Berliner Kinderschutzgesetz

Seit Inkrafttreten des Berliner Kinderschutzgesetzes (KiSchuG) im Januar 2010 besteht für Ärzte die Pflicht, sich im Falle eines Verdachts auf Gefährdung des Kindeswohls aktiv einzuschalten. Die mit dem Gesetz einhergehende Lockerung der Schweigepflicht bei Verdachtsfällen auf Kindeswohlgefährdung ist im Prinzip nicht neu, wurde aber im Gesetz noch einmal explizit ausformuliert.
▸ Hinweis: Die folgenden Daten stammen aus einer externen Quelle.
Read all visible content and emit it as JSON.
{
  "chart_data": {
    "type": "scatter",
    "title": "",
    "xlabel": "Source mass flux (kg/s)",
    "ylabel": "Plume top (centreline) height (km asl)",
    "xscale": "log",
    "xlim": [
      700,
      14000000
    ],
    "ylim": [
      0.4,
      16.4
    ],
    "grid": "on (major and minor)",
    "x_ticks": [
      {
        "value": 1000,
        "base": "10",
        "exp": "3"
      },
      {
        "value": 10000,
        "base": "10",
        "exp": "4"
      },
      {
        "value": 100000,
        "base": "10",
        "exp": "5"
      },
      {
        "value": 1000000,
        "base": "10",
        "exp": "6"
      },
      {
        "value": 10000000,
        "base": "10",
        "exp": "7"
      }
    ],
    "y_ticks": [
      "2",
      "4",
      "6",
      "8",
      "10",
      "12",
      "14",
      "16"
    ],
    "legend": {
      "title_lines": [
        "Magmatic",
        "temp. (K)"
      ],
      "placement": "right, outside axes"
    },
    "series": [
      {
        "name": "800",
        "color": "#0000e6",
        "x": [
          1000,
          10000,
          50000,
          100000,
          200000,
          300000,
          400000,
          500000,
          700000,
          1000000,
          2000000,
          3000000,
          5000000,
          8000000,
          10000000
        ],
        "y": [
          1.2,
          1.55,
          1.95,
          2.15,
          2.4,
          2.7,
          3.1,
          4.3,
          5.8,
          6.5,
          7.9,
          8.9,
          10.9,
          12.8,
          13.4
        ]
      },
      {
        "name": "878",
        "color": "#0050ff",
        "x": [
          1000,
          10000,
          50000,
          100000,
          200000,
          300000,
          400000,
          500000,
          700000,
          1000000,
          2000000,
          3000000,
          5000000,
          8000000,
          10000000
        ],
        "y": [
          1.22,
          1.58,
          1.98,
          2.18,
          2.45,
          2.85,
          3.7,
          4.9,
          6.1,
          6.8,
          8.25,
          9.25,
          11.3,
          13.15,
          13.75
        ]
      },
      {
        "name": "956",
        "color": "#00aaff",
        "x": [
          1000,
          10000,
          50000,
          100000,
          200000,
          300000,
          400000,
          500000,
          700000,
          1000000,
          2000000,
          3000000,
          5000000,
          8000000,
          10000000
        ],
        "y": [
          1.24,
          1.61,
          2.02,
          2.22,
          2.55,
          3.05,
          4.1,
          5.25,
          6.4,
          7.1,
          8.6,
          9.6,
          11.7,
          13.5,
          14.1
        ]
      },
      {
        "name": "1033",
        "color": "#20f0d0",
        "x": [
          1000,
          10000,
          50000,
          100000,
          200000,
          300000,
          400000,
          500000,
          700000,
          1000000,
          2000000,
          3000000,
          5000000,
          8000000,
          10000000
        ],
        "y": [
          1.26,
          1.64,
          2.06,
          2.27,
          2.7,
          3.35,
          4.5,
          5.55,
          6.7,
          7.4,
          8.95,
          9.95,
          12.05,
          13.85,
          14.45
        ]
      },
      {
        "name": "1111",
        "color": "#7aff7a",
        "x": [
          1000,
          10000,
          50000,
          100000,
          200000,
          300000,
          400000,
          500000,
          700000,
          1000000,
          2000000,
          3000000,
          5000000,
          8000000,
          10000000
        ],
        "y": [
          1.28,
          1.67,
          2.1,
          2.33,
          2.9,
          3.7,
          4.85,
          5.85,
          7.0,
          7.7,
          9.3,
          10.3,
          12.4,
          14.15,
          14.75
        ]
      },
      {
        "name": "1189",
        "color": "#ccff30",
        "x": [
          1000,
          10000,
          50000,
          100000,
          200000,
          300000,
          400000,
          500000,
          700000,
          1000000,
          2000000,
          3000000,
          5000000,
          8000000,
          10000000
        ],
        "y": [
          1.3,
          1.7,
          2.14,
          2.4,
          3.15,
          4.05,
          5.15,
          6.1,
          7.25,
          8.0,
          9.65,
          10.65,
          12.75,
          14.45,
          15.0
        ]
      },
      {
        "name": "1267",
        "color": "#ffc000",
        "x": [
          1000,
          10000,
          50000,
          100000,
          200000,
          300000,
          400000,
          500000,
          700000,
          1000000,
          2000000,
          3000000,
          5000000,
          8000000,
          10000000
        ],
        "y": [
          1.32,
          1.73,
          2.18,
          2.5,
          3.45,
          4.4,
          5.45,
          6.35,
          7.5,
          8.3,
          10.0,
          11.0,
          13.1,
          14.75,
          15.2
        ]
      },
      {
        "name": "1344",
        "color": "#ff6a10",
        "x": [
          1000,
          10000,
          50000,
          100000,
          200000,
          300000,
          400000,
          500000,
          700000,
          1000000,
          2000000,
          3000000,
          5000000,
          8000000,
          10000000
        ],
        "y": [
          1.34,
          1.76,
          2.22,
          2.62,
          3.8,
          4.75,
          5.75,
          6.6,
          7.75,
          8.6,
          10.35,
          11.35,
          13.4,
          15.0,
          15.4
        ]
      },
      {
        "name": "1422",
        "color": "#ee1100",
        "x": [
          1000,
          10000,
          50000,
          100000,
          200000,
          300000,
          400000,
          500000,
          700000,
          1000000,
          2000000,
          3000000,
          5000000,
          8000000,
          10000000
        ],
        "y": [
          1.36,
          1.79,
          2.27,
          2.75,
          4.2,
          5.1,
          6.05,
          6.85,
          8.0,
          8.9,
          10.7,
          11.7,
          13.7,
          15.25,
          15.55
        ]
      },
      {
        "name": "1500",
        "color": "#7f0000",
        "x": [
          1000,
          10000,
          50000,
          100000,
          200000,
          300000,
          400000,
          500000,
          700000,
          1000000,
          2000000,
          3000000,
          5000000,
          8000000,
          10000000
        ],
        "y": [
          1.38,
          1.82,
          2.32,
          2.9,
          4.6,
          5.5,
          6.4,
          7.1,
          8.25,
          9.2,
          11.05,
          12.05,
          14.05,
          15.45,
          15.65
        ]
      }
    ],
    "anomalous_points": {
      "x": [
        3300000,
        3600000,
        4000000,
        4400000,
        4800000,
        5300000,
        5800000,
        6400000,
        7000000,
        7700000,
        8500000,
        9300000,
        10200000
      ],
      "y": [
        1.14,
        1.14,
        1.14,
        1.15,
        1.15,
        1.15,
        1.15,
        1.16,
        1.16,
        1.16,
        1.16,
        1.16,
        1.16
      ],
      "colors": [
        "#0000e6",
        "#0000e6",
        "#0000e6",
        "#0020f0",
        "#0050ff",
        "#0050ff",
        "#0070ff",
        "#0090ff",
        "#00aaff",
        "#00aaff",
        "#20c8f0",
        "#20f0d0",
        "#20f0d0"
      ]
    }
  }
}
Aus dem Gesetz entstehen für Ärzte verschiedene neue Verpflichtungen, die einiges Fingerspitzengefühl erfordern.

Gendiagnostikgesetz

Das im vergangenen Jahr breit diskutierte und am 01.02.2010 in Kraft getretene Gendiagnostikgesetz enthält wichtige Regelungen für alle Ärzte, die genetische Untersuchungen durchführen. Betroffen sind Humangenetiker, Pränataldiagnostiker und Reproduktionsmediziner. Der Gesetzgeber hat für diese Ärzte umfangreiche Aufklärungs- und Beratungspflichten verankert und Einschränkungen für diese Untersuchungen definiert.

Schwangerschaftskonfliktgesetz

Vor allem für Gynäkologen wichtig ist die im Januar 2010 in Kraft getretene Novelle des Schwangerschaftskonfliktgesetzes. Von zentraler Bedeutung sind dabei eine ergebnisoffene Beratung und eine dreitägige Bedenkzeit.